First, you have to deal with people who are scared of tunnels, and think that they have the right of way if they’re turning left at an intersection.

Then you have to deal with driving in an overcrowded infrastructure that also has to support a multitude of bus lines that are underused. Add to this the numerous tractor trailers that crowd single lane roads like Carson Street on a consistent basis, and you’ve got frustration similar to that of a person drafted by the Pirates.

BUT, the real issue I have with driving in Pittsburgh is the road conditions – and now it’s personal. I don’t know how, or when it occurred, but one of the wheels on my car has become the victim of Pittsburgh’s pathetic excuse for asphalt. I’ve been losing air little by little in my front right tire, and when I went to get it looked at, they told me that the wheel had a small crack in it that was causing the leak. How cool is that? I’ve driven my car safely, and I’ve done my best to avoid any major bumps (my car has 18″ wheels, after all, so you have to be more aware), but somewhere along the line, I must’ve met the unavoidable.

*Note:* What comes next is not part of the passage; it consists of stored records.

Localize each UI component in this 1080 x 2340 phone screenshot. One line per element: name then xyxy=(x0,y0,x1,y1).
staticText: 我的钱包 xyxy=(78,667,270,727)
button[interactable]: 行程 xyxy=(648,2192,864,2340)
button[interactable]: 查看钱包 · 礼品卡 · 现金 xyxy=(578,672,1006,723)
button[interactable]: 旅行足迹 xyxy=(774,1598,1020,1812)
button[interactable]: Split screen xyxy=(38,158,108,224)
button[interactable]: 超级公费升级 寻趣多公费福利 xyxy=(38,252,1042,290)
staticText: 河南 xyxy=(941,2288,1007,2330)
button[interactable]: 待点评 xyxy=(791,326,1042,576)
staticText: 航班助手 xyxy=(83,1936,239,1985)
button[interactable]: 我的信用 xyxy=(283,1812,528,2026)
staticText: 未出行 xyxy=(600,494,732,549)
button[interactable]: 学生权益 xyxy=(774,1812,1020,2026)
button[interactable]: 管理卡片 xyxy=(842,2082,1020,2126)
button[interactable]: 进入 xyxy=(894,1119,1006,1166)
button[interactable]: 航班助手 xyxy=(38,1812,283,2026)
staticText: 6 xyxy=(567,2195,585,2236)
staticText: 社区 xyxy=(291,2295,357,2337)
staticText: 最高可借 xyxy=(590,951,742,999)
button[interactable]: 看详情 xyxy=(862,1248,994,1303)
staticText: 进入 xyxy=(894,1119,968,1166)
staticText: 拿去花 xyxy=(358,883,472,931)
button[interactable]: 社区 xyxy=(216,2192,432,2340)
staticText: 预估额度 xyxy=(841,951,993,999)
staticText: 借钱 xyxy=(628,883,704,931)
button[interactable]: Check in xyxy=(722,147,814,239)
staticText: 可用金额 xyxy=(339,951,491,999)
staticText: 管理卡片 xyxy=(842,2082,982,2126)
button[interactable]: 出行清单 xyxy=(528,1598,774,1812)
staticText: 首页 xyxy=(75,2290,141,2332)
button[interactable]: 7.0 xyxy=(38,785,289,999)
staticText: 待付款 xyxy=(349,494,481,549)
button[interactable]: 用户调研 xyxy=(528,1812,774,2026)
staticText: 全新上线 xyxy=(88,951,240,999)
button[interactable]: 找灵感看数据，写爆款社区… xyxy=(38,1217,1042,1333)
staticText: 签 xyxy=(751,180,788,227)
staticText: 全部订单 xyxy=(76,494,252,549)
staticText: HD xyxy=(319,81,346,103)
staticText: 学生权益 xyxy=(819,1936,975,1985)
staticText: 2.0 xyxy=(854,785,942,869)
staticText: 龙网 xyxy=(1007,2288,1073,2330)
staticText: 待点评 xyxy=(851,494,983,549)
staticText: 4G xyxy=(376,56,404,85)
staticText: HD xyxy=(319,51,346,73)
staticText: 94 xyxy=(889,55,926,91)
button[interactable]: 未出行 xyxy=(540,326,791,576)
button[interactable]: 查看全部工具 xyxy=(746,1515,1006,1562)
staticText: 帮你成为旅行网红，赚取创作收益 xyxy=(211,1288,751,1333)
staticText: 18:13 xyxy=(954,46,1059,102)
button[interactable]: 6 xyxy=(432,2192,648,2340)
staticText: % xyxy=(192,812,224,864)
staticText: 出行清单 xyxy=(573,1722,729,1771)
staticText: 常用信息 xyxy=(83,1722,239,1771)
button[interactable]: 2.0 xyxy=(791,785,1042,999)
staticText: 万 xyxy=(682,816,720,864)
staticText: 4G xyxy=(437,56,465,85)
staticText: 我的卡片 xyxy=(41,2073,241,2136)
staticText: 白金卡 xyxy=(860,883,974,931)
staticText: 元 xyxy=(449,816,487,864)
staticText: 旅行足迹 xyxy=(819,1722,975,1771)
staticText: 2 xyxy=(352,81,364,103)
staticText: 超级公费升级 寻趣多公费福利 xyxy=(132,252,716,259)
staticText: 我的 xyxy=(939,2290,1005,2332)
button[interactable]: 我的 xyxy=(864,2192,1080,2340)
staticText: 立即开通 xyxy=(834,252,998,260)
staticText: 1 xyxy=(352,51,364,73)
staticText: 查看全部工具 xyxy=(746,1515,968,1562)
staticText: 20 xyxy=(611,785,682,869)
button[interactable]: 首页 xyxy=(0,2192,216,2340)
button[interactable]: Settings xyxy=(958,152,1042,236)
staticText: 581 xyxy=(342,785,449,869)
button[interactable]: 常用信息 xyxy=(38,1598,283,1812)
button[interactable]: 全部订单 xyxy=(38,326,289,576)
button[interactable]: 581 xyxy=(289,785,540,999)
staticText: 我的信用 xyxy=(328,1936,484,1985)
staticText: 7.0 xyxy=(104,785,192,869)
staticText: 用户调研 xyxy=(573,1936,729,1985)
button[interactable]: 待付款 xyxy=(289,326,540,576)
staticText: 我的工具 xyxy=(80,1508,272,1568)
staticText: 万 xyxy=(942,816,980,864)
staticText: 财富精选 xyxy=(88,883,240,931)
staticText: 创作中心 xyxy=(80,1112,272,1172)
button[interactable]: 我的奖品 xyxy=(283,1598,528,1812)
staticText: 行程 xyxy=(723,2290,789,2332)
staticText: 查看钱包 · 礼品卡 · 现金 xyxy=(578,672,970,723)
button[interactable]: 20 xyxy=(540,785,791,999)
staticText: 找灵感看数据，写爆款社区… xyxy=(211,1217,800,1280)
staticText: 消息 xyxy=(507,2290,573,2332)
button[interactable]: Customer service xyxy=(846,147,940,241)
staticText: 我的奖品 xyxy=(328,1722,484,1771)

This is no exaggeration. In a two week span, I watched the imbeciles that get paid to fix the roads in Pittsburgh attempt to patch up the intersection at the bottom of my hill…twice. Guess what…it’s still awful. You practically have to maneuver around the potholes like a guy taking a Jeep up a rugged mountain. And this is after they’ve fixed it twice? It’s pathetic. If I head another couple of blocks down the road, another intersection has the same issue.

I can’t stand it, and now that I’m traveling by the rubber of my bike or my shoes while I search for a wheel replacement, the disappointment is only getting worse.

If anyone comes across a set of 18″ OZ Aristos for a 2004 VW R32, let me know…

UPDATE: You’ve gotta love the VW community on VWVortex. VW told me that a new wheel was going to cost me $520 for one wheel. I’m getting a whole set of 4 wheels for less than that from a guy on the ‘tex. While they are used, and aren’t pristine by any stretch of the imagination, I’m hoping that I can just use this method for fixing up any curb rash, etc. on the new set. Plus, since the mighty .:R doesn’t come with a spare tire (yes, no spare tire, only a repair kit comes with the car), I’ll just throw some rubber on one of the extra rims and carry that around with me – saving me the $400+ that the Audi TT spare would’ve cost me. Not bad.